In America, the state, not the Bible nor the church, regulates, defines, and redefines marriage. Americans cannot be legally married without complying with and gaining the government’s permission.
Yet prior to the 16th century, this was not the case. No government regulated marriage; only churches and synagogues recorded and regulated birth, marriage, sex, and death. In fact, the overwhelming misunderstanding of the First Amendment and the concept of “separation of church and state” contribute to overall confusion as to why the American government institutionalized marriage.
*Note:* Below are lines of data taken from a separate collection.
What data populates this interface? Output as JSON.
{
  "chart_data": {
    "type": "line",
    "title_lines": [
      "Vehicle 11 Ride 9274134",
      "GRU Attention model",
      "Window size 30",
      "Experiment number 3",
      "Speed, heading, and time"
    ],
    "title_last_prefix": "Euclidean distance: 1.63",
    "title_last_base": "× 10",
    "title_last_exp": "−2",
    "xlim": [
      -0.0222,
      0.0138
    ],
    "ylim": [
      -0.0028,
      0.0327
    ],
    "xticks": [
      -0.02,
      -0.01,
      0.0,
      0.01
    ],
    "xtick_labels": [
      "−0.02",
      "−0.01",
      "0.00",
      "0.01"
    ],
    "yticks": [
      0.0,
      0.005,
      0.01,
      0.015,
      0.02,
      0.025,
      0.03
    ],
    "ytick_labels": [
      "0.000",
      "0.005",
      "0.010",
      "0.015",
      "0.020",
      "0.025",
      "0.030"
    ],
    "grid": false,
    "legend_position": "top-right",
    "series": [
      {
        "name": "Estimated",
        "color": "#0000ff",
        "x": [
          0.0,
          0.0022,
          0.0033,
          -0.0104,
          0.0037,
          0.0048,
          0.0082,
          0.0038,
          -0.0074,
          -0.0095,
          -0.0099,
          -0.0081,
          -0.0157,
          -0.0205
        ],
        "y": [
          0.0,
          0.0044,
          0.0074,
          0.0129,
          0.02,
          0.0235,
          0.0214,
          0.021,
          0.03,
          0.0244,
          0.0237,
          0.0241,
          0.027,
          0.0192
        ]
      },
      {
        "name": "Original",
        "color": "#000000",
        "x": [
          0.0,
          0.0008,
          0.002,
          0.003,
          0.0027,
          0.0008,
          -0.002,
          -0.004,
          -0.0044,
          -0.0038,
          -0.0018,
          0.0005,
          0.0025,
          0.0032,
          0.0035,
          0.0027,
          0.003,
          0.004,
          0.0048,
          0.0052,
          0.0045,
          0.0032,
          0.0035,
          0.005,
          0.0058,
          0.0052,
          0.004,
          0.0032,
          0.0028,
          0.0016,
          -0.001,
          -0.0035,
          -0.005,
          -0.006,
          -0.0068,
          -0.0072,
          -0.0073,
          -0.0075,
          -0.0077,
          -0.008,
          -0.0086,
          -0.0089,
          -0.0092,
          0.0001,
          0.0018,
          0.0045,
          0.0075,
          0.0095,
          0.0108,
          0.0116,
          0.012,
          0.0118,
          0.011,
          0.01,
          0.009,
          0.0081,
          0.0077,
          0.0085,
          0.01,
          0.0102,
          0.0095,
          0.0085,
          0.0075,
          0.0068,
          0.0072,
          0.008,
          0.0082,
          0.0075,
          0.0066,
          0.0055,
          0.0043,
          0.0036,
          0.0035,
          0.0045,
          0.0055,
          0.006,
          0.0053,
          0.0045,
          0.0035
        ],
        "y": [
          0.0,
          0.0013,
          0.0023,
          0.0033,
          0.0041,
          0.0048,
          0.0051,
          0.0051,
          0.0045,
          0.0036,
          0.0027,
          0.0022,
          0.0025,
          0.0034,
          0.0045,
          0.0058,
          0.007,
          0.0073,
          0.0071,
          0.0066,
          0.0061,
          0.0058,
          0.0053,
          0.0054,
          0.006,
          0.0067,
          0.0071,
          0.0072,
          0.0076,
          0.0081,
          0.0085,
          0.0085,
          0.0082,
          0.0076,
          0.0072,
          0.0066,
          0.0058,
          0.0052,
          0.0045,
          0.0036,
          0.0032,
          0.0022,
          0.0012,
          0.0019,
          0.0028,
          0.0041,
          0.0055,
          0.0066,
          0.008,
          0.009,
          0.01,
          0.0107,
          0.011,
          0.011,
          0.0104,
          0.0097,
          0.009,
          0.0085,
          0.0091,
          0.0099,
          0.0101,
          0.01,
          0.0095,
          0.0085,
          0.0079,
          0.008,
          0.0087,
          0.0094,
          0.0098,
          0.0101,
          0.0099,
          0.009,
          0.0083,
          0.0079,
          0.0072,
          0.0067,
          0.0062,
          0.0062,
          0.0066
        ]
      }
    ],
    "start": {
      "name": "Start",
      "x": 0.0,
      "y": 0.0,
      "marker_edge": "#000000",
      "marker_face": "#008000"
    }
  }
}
Understanding America’s historical roots provides significant insight. In the early 1600s, English Puritans immigrated to America in part because they rejected the Church of England’s position on marriage. The Puritans asserted that marriage was a civil contract, not a religious ceremony.
Once they arrived in the New World, the Puritans instituted their own marriage laws—which became the customary model for marriage throughout New England. They legally required marriages to be “agreed” or “executed” (not “performed” or “solemnized”) by a magistrate, not a minister. They also legalized divorce if the terms of the marriage agreement were broken.
Unlike its European counterparts that instituted civil marriage in the 18th and 19th centuries, the United States left the issue of marriage to the states, resembling a mélange of western Christian marriage traditions within a federalist system. Other colonial regions followed different traditions: Virginian law modeled the Anglican position on marriage; Quakers brought their version to Delaware, and Catholics in Maryland and other states.
All of these traditions were significantly impacted by the Protestant Reformation, whose leaders overhauled previously existing and long-held quasi-church-state authority over marriage. The early American settlers followed the example of the reformers who had transferred the “ordinance of marriage” (previously overseen by the Roman Catholic Church) to the secular state.
Martin Luther, the Catholic priest who initiated the Protestant Reformation in Germany, argued marriage was a “worldly thing … that belongs to the realm of government.” John Calvin, his Swiss counterpart, remodeled Christian marriage by enacting the Marriage Ordinance of Geneva, which regulated and enforced “the dual requirements of state registration and church consecration to constitute marriage.”
Nearly five centuries later, Protestants continue to insert government into marriage, demanding it be regulated in the civil realm. In 1996, former president Bill Clinton signed the Defense of Marriage Act (DOMA) into law, which was partially dismantled in 2013 and fully rejected on June 26, 2015 by the Supreme Court.
The federal government did not codify marriage until 1996; such licensing had always been determined by the states. Since 2004, the majority of states have granted marriage licenses to same-sex couples. However, in many cases, such as in Iowa or Alabama, licenses for same-sex unions were administered despite state statutes or constitutions prohibiting it.
Unelected judges began overruling the majority will of the people, first in California with Proposition 8 and later in Iowa. Marriage became a legal and political quagmire that could have been avoided.
If the early settlers had followed the early church’s example evidenced throughout the New Testament, perhaps biblical marriage would not have been transformed into a regulated government institution.
If marriage had been left to the church, its leaders could marry only its members who practice and follow its beliefs. Civil unions and legal matters among any parties could be left to the government in order to provide the full range of civil liberties citizens in a quasi-democratic republic expect.
Granted, 17th century Puritans rightly viewed the government as agents of God’s authority; yet they morphed this belief with aspects of legalism and reinforced some of the same mistakes and compromises the 16th century protestant reformers made. Five centuries later, the consequences of those decisions, and the failure of their descendants to change them, resulted in the confusion that today validates the government’s authority to regulate and redefine marriage.